随分昔の話であるが、思い出したのでご紹介させて頂きたい話がある。

東南アジアのある国とさせて頂きます。その国から日本語のとても上手な青年が現地の会社を代表して研修に来られた時の話です。
空港に出迎えに行きました。帰りの都心への高速道路を走り始めた頃から、周りをキョロキョロして落ち着きがないと感じました。
トラックが走っていると、凝視するのです。乗用車には反応しません。変だな、と思ったのですが何が変なのか分かりませんでした。

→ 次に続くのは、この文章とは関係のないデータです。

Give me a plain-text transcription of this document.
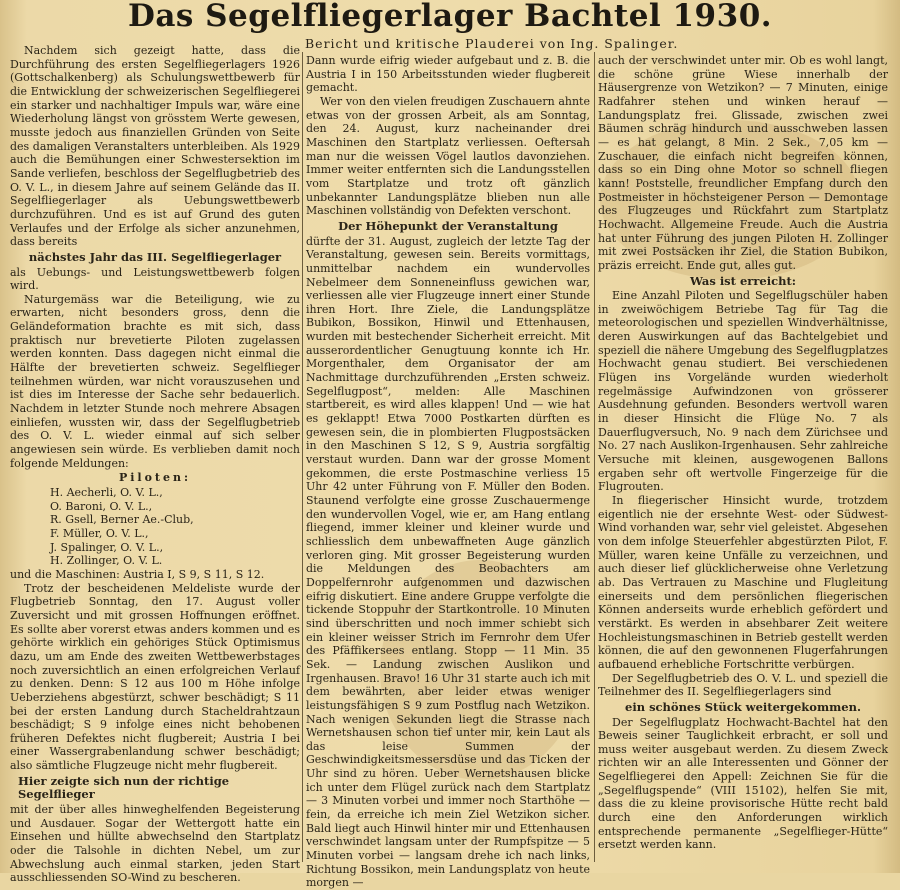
Das Segelfliegerlager Bachtel 1930.
Bericht und kritische Plauderei von Ing. Spalinger.

Nachdem sich gezeigt hatte, dass die Durchführung des ersten Segelfliegerlagers 1926 (Gottschalkenberg) als Schulungswettbewerb für die Entwicklung der schweizerischen Segelfliegerei ein starker und nachhaltiger Impuls war, wäre eine Wiederholung längst von grösstem Werte gewesen, musste jedoch aus finanziellen Gründen von Seite des damaligen Veranstalters unterbleiben. Als 1929 auch die Bemühungen einer Schwestersektion im Sande verliefen, beschloss der Segelflugbetrieb des O. V. L., in diesem Jahre auf seinem Gelände das II. Segelfliegerlager als Uebungswettbewerb durchzuführen. Und es ist auf Grund des guten Verlaufes und der Erfolge als sicher anzunehmen, dass bereits

nächstes Jahr das III. Segelfliegerlager

als Uebungs- und Leistungswettbewerb folgen wird.

Naturgemäss war die Beteiligung, wie zu erwarten, nicht besonders gross, denn die Geländeformation brachte es mit sich, dass praktisch nur brevetierte Piloten zugelassen werden konnten. Dass dagegen nicht einmal die Hälfte der brevetierten schweiz. Segelflieger teilnehmen würden, war nicht vorauszusehen und ist dies im Interesse der Sache sehr bedauerlich. Nachdem in letzter Stunde noch mehrere Absagen einliefen, wussten wir, dass der Segelflugbetrieb des O. V. L. wieder einmal auf sich selber angewiesen sein würde. Es verblieben damit noch folgende Meldungen:

Piloten:
H. Aecherli, O. V. L.,
O. Baroni, O. V. L.,
R. Gsell, Berner Ae.-Club,
F. Müller, O. V. L.,
J. Spalinger, O. V. L.,
H. Zollinger, O. V. L.

und die Maschinen: Austria I, S 9, S 11, S 12.

Trotz der bescheidenen Meldeliste wurde der Flugbetrieb Sonntag, den 17. August voller Zuversicht und mit grossen Hoffnungen eröffnet. Es sollte aber vorerst etwas anders kommen und es gehörte wirklich ein gehöriges Stück Optimismus dazu, um am Ende des zweiten Wettbewerbstages noch zuversichtlich an einen erfolgreichen Verlauf zu denken. Denn: S 12 aus 100 m Höhe infolge Ueberziehens abgestürzt, schwer beschädigt; S 11 bei der ersten Landung durch Stacheldrahtzaun beschädigt; S 9 infolge eines nicht behobenen früheren Defektes nicht flugbereit; Austria I bei einer Wassergrabenlandung schwer beschädigt; also sämtliche Flugzeuge nicht mehr flugbereit.

Hier zeigte sich nun der richtige Segelflieger

mit der über alles hinweghelfenden Begeisterung und Ausdauer. Sogar der Wettergott hatte ein Einsehen und hüllte abwechselnd den Startplatz oder die Talsohle in dichten Nebel, um zur Abwechslung auch einmal starken, jeden Start ausschliessenden SO-Wind zu bescheren.

Dann wurde eifrig wieder aufgebaut und z. B. die Austria I in 150 Arbeitsstunden wieder flugbereit gemacht.

Wer von den vielen freudigen Zuschauern ahnte etwas von der grossen Arbeit, als am Sonntag, den 24. August, kurz nacheinander drei Maschinen den Startplatz verliessen. Oeftersah man nur die weissen Vögel lautlos davonziehen. Immer weiter entfernten sich die Landungsstellen vom Startplatze und trotz oft gänzlich unbekannter Landungsplätze blieben nun alle Maschinen vollständig von Defekten verschont.

Der Höhepunkt der Veranstaltung

dürfte der 31. August, zugleich der letzte Tag der Veranstaltung, gewesen sein. Bereits vormittags, unmittelbar nachdem ein wundervolles Nebelmeer dem Sonneneinfluss gewichen war, verliessen alle vier Flugzeuge innert einer Stunde ihren Hort. Ihre Ziele, die Landungsplätze Bubikon, Bossikon, Hinwil und Ettenhausen, wurden mit bestechender Sicherheit erreicht. Mit ausserordentlicher Genugtuung konnte ich Hr. Morgenthaler, dem Organisator der am Nachmittage durchzuführenden „Ersten schweiz. Segelflugpost“, melden: Alle Maschinen startbereit, es wird alles klappen! Und — wie hat es geklappt! Etwa 7000 Postkarten dürften es gewesen sein, die in plombierten Flugpostsäcken in den Maschinen S 12, S 9, Austria sorgfältig verstaut wurden. Dann war der grosse Moment gekommen, die erste Postmaschine verliess 15 Uhr 42 unter Führung von F. Müller den Boden. Staunend verfolgte eine grosse Zuschauermenge den wundervollen Vogel, wie er, am Hang entlang fliegend, immer kleiner und kleiner wurde und schliesslich dem unbewaffneten Auge gänzlich verloren ging. Mit grosser Begeisterung wurden die Meldungen des Beobachters am Doppelfernrohr aufgenommen und dazwischen eifrig diskutiert. Eine andere Gruppe verfolgte die tickende Stoppuhr der Startkontrolle. 10 Minuten sind überschritten und noch immer schiebt sich ein kleiner weisser Strich im Fernrohr dem Ufer des Pfäffikersees entlang. Stopp — 11 Min. 35 Sek. — Landung zwischen Auslikon und Irgenhausen. Bravo! 16 Uhr 31 starte auch ich mit dem bewährten, aber leider etwas weniger leistungsfähigen S 9 zum Postflug nach Wetzikon. Nach wenigen Sekunden liegt die Strasse nach Wernetshausen schon tief unter mir, kein Laut als das leise Summen der Geschwindigkeitsmessersdüse und das Ticken der Uhr sind zu hören. Ueber Wernetshausen blicke ich unter dem Flügel zurück nach dem Startplatz — 3 Minuten vorbei und immer noch Starthöhe — fein, da erreiche ich mein Ziel Wetzikon sicher. Bald liegt auch Hinwil hinter mir und Ettenhausen verschwindet langsam unter der Rumpfspitze — 5 Minuten vorbei — langsam drehe ich nach links, Richtung Bossikon, mein Landungsplatz von heute morgen —

auch der verschwindet unter mir. Ob es wohl langt, die schöne grüne Wiese innerhalb der Häusergrenze von Wetzikon? — 7 Minuten, einige Radfahrer stehen und winken herauf — Landungsplatz frei. Glissade, zwischen zwei Bäumen schräg hindurch und ausschweben lassen — es hat gelangt, 8 Min. 2 Sek., 7,05 km — Zuschauer, die einfach nicht begreifen können, dass so ein Ding ohne Motor so schnell fliegen kann! Poststelle, freundlicher Empfang durch den Postmeister in höchsteigener Person — Demontage des Flugzeuges und Rückfahrt zum Startplatz Hochwacht. Allgemeine Freude. Auch die Austria hat unter Führung des jungen Piloten H. Zollinger mit zwei Postsäcken ihr Ziel, die Station Bubikon, präzis erreicht. Ende gut, alles gut.

Was ist erreicht:

Eine Anzahl Piloten und Segelflugschüler haben in zweiwöchigem Betriebe Tag für Tag die meteorologischen und speziellen Windverhältnisse, deren Auswirkungen auf das Bachtelgebiet und speziell die nähere Umgebung des Segelflugplatzes Hochwacht genau studiert. Bei verschiedenen Flügen ins Vorgelände wurden wiederholt regelmässige Aufwindzonen von grösserer Ausdehnung gefunden. Besonders wertvoll waren in dieser Hinsicht die Flüge No. 7 als Dauerflugversuch, No. 9 nach dem Zürichsee und No. 27 nach Auslikon-Irgenhausen. Sehr zahlreiche Versuche mit kleinen, ausgewogenen Ballons ergaben sehr oft wertvolle Fingerzeige für die Flugrouten.

In fliegerischer Hinsicht wurde, trotzdem eigentlich nie der ersehnte West- oder Südwest-Wind vorhanden war, sehr viel geleistet. Abgesehen von dem infolge Steuerfehler abgestürzten Pilot, F. Müller, waren keine Unfälle zu verzeichnen, und auch dieser lief glücklicherweise ohne Verletzung ab. Das Vertrauen zu Maschine und Flugleitung einerseits und dem persönlichen fliegerischen Können anderseits wurde erheblich gefördert und verstärkt. Es werden in absehbarer Zeit weitere Hochleistungsmaschinen in Betrieb gestellt werden können, die auf den gewonnenen Flugerfahrungen aufbauend erhebliche Fortschritte verbürgen.

Der Segelflugbetrieb des O. V. L. und speziell die Teilnehmer des II. Segelfliegerlagers sind

ein schönes Stück weitergekommen.

Der Segelflugplatz Hochwacht-Bachtel hat den Beweis seiner Tauglichkeit erbracht, er soll und muss weiter ausgebaut werden. Zu diesem Zweck richten wir an alle Interessenten und Gönner der Segelfliegerei den Appell: Zeichnen Sie für die „Segelflugspende“ (VIII 15102), helfen Sie mit, dass die zu kleine provisorische Hütte recht bald durch eine den Anforderungen wirklich entsprechende permanente „Segelflieger-Hütte“ ersetzt werden kann.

そして、いよいよ都心に入ってくると、マンションなどの共同住宅が増えてきます。すると、マンションとトラックと両方に極端に反応していて、何しろ落ち着かない。右にトラックがあれば、ジィーと見つめるし、左にマンションがあれば、全体をキョロキョロして見渡しているし、珍しい建造物などあまり興味を示さないのに、トラックは反対車線の行き過ぎる車両まで視線が追っていました。

湾岸の高速道路を見せたり、レインボーブリッジなどを説明したりしても、一応見るもののマンションとトラックに対しては、何も言わなくても自分で凝視している。

それから3週間の研修が終わろうとしていて、随分と親しくなった時、コンビニの配送車が深夜に店舗の前に駐車して、荷物を搬入していたら、トラックの中まで彼は覗き込むように見入っています。見ているのではなく、見入っているのです。

どうして、そんなにトラックに興味があるの? 私は、ついに聞いてみました。すると、彼から思わぬ回答がありました。

「日本という国に関して、私の国では、大人はアダルトビデオ、子供たちはアニメ、これを見ています。日本という国のイメージを決めているのはモニターの内容です。」そして、彼は、「日本のアダルトビデオでビックリしたのは、街を走っているトラックの荷台で、セックスしているビデオを見たことがあって、日本人はどこでもやっていると思っていました。」聞いてみると、マンションのベランダというのも見たことがあるそうです。

私は子供向けのアニメを見たことがないので内容について、知らないので心配しているだけであるけれども、日本のイメージが映像で伝わっていて、ショックな内容だけが人々の印象に残り、決め付けられてしまう現実は、業界関係者に一考を願いたい。